Появились деньги. Все складывалось просто великолепно: ведь тот зануда, который утверждает, что слава и деньги не приносят счастья, как правило, не обладает ни тем ни другим.
Цель оправдывает средства – Куинджи не скромничал. Эрудит, трудяга и почти полиглот, он днями просиживал в архивах и библиотеках, а ночами по десять раз переписывал статью, снова и снова, до тех пор, пока каждое слово не било в яблочко. После его рецензии старик Сазерленд свалился с инсультом. Ларс в интервью «Третьему каналу» заявил, что искусство требует жертв, и после еще что-то добавил по-латыни, равнодушно почесывая подбородок.

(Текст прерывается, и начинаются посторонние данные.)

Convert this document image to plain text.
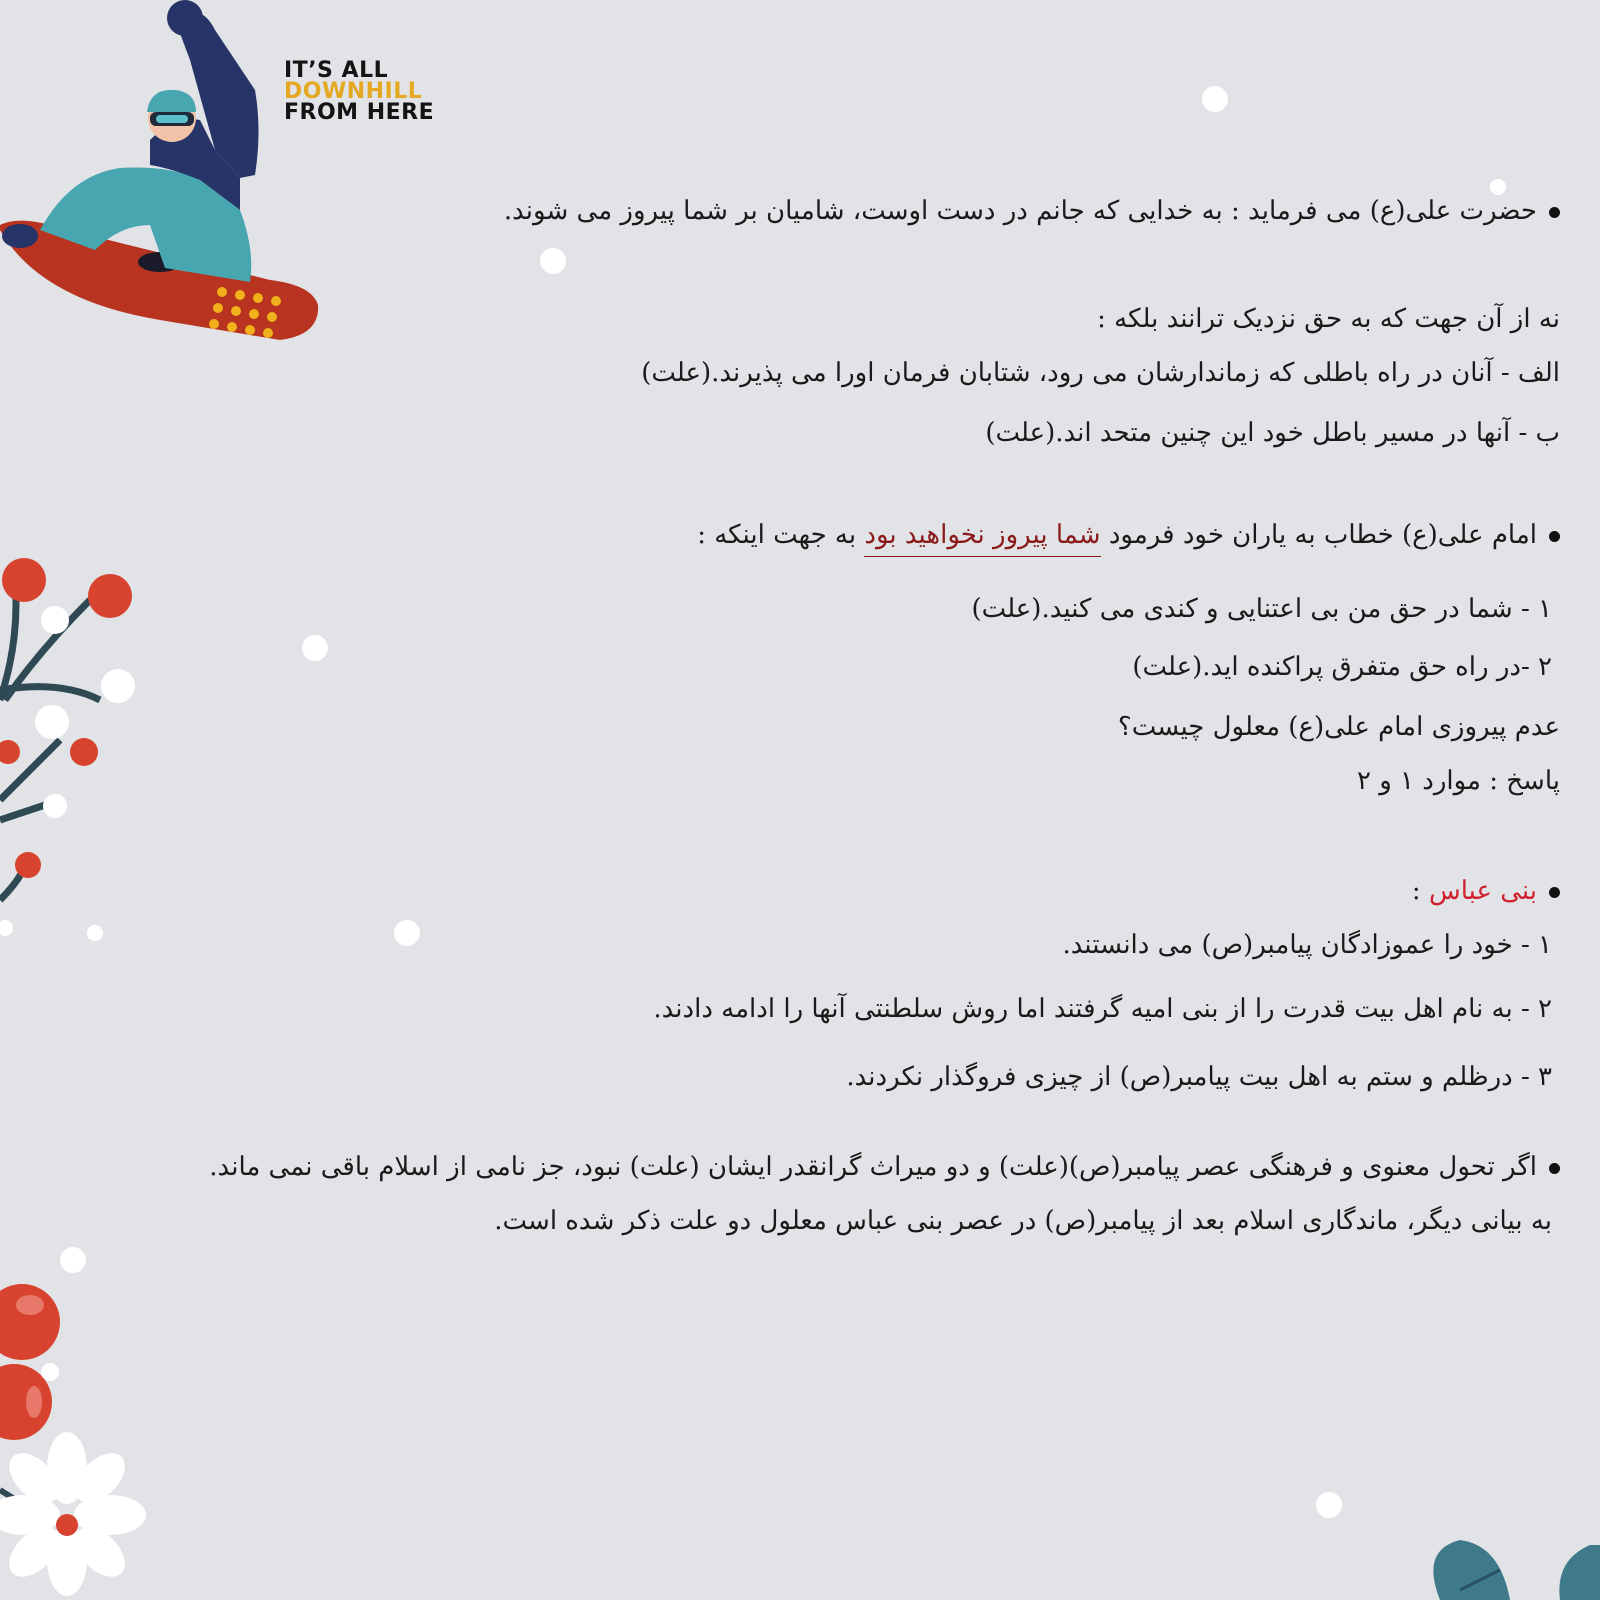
IT’S ALL
DOWNHILL
FROM HERE
حضرت علی(ع) می فرماید : به خدایی که جانم در دست اوست، شامیان بر شما پیروز می شوند.
نه از آن جهت که به حق نزدیک ترانند بلکه :
الف - آنان در راه باطلی که زماندارشان می رود، شتابان فرمان اورا می پذیرند.(علت)
ب - آنها در مسیر باطل خود این چنین متحد اند.(علت)
امام علی(ع) خطاب به یاران خود فرمود شما پیروز نخواهید بود به جهت اینکه :
۱ - شما در حق من بی اعتنایی و کندی می کنید.(علت)
۲ -در راه حق متفرق پراکنده اید.(علت)
عدم پیروزی امام علی(ع) معلول چیست؟
پاسخ : موارد ۱ و ۲
بنی عباس :
۱ - خود را عموزادگان پیامبر(ص) می دانستند.
۲ - به نام اهل بیت قدرت را از بنی امیه گرفتند اما روش سلطنتی آنها را ادامه دادند.
۳ - درظلم و ستم به اهل بیت پیامبر(ص) از چیزی فروگذار نکردند.
اگر تحول معنوی و فرهنگی عصر پیامبر(ص)(علت) و دو میراث گرانقدر ایشان (علت) نبود، جز نامی از اسلام باقی نمی ماند.
به بیانی دیگر، ماندگاری اسلام بعد از پیامبر(ص) در عصر بنی عباس معلول دو علت ذکر شده است.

Он стал часто появляться в разных программах. Ведущие его уже побаивались, особенно после того, как Куинджи в прямом эфире разорвал в клочья задиру О’Райли. После еще минут пятнадцать задавал ему вопросы, как двоечнику, а под конец встал и сказал, что хотя передача еще не кончилась, у него нет ни малейшего интереса тратить время на беседу с невеждой и дураком, и посоветовал телезрителям тоже заняться чем-нибудь полезным. Извинился и вышел из студии.
У Ивонны не было ноги, и это здорово усложняло дело – так бы Ларс давно уже ее бросил. По крайней мере, именно этим он оправдывал непомерно затянувшиеся отношения, которые он толком не мог даже классифицировать. Ну да, он с ней спал, но это тоже ни о чем не говорило.
Ивонна обладала редким даром: каждое слово, жест, улыбка, даже и не улыбка – тень, улыбалась она скупо, лишь бровями, само ее присутствие ощущалось как благодеяние, как милость. Ларса бесило ощущение задолженности, ощущение, что его облагодетельствовали, не спросив согласия.
Она почти не хромала: потеряла ногу в семь лет, с ее слов – угодив под газонокосилку на родительском ранчо где-то в окрестностях Цинциннати. Ивонна научилась ловко ходить на протезе, ее походка напоминала плавный танец, с едва заметным акцентом в нечетной доле. Эта синкопа придавала ей некоторый шарм, если, конечно, не знать, что левая ступня сделана из пластика телесного цвета.
Когда Куинджи первый раз увидел протез, он сразу и не понял, даже сморозил какую-то глупость про грязную пятку – обе ноги торчали из-под простыни, у искусственной подошва казалась темней, и пальцы были спаяны вместе, как кусок мыла. Кто мог вообразить, что у этой гордячки, которой он домогался с непонятной даже ему самому настойчивостью почти месяц, окажется такой дефект?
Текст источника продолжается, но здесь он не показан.